Frank's R Workflow

by Joseph Rickert

Frank Harrell’s new eBook, R Workflow, which aims to: “to foster best practices in reproducible data documentation and manipulation, statistical analysis, graphics, and reporting” is an ambitious document that is notable on multiple levels.

To begin with, the workflow itself is much more than a simple progression of logical steps.

Diagram of Reproducible Research Workflow

This workflow is clearly the result of a process forged through trial and error by a master statistician over many years. As the diagram indicates, the document takes a holistic viewpoint of a statistical analysis covering document preparation, data manipulation, statistical practice computational concerns, and more.

Then, there is the synthesis of a wide range of content into a succinct, very readable exposition that dips in to some very deep topics. Frank’s examples are streamlined presentations of analyses and code that are both sophisticated an practical. The missing value section suggests a whole array of analyses through a careful presentation of plots, and the section on data checking introduces a level of automation beyond what is commonly done.

Frank’s writing style is clear, informal and from the perspective of a teacher who wants to show you some cool things along with the basics. For example, don’t miss the if Trick in section 2.4.3.

I should mention that Frank’s eBook is not a tidyverse presentation. The code examples are built around base R, Frank’s Hmisc and rms packages and an eclectic mix of packages that include data.table. plotly and tidyverse packages haven and ggplot2. In a way, this selection of packages reflects the evolution of R itself.
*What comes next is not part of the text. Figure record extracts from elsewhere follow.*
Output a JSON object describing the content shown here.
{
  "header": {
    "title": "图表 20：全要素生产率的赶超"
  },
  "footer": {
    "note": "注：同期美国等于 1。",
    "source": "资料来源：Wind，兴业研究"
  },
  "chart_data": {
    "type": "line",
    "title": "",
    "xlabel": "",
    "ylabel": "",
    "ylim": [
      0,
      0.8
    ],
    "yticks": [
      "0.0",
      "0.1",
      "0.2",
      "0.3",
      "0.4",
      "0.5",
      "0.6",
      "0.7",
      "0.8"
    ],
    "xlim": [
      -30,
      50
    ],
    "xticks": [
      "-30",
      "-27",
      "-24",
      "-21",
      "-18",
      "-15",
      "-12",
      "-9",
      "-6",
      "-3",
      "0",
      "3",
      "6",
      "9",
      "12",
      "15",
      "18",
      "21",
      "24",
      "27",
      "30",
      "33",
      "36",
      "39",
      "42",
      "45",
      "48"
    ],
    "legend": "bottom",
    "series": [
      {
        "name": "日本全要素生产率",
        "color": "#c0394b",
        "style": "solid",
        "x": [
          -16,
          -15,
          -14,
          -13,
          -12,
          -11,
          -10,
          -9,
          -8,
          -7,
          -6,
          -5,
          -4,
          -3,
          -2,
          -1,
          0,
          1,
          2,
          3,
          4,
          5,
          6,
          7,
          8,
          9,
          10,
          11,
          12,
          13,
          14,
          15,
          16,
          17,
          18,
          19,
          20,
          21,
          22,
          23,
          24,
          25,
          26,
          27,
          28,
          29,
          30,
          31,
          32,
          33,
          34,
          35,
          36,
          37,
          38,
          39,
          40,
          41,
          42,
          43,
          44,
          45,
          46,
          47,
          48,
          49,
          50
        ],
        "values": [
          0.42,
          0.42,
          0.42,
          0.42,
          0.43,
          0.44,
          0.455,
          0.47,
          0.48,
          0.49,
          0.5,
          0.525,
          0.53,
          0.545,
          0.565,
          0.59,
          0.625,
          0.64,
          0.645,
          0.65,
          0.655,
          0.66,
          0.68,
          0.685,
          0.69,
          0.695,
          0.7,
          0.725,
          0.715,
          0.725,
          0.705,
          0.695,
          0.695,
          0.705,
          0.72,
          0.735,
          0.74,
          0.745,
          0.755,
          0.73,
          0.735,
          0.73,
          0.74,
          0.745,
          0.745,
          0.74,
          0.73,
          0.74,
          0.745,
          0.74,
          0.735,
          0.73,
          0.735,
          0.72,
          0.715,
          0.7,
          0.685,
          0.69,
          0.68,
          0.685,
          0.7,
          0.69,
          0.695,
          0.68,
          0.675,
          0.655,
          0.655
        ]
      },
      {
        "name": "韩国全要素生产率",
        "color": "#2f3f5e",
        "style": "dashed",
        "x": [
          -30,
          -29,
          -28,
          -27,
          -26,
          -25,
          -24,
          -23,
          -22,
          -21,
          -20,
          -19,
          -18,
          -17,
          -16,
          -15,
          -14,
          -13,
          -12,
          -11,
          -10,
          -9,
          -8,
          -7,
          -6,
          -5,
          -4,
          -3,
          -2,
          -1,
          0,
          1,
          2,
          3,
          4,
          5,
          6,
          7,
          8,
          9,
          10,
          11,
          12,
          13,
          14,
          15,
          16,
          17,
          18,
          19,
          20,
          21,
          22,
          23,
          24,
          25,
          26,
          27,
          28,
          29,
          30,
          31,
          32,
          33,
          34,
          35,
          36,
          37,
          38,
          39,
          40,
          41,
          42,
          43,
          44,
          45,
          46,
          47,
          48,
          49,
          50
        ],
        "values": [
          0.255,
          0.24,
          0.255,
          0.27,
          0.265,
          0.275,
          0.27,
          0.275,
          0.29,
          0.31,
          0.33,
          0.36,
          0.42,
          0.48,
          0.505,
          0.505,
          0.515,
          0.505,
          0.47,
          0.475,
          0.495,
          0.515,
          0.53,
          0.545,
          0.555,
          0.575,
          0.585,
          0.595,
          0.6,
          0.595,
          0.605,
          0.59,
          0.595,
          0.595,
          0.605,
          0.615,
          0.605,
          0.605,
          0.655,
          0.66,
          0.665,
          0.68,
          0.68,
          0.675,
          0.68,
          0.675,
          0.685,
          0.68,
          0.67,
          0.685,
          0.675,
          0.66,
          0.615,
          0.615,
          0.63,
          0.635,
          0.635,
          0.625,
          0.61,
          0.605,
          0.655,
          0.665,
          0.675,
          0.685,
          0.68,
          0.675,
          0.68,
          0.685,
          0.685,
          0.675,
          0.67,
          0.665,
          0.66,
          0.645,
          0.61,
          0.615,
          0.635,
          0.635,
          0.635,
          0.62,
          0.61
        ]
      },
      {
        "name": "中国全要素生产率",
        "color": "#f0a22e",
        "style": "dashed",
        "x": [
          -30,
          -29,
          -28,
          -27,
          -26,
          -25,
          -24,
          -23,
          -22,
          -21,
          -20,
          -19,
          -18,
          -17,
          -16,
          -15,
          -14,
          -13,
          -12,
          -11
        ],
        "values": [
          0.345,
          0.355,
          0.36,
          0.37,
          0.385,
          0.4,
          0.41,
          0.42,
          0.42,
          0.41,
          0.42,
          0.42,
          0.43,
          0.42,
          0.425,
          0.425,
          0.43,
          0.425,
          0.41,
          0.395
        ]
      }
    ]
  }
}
For example, as with many popular R packages, Hmisc most likely started out as Frank’s personal tool kit. However, after many years of Frank’s deep commitment to using R and contributing R tools, which includes seventy versions of Hmisc in nineteen years, the package has become a fundamental resource. (Have a look at the reverse depends, imports, and suggests.) Also, the mix of packages with different design philosophies underlying R Workflow reflects the flexibility of the R language and the organic growth of the R ecosystem.

Perhaps the most striking aspect of the eBook is the way Frank uses Quarto, knitr and Hmisc to build an elegant reproducible document about building reproducible documents. For example, Quarto permits the effective placement of plots in the right margins of the document, and the Quarto callouts in Section 3.4 enable the mini tutorials that include Special Considerations for Latex/pdf and Using Tooltips with Mermaid to be embedded in the document without interrupting its flow. Moreover, along with functions like Hmisc::getHdata() and Hmisc::getRs(), Quarto enables the document to achieve a high level of reproducibility by pulling data and code directly from GitHub repositories.

Not only can Frank’s R Workflow teach you some serious statistics, but studying its construction will take you a long way towards building aesthetically pleasing reproducible documents.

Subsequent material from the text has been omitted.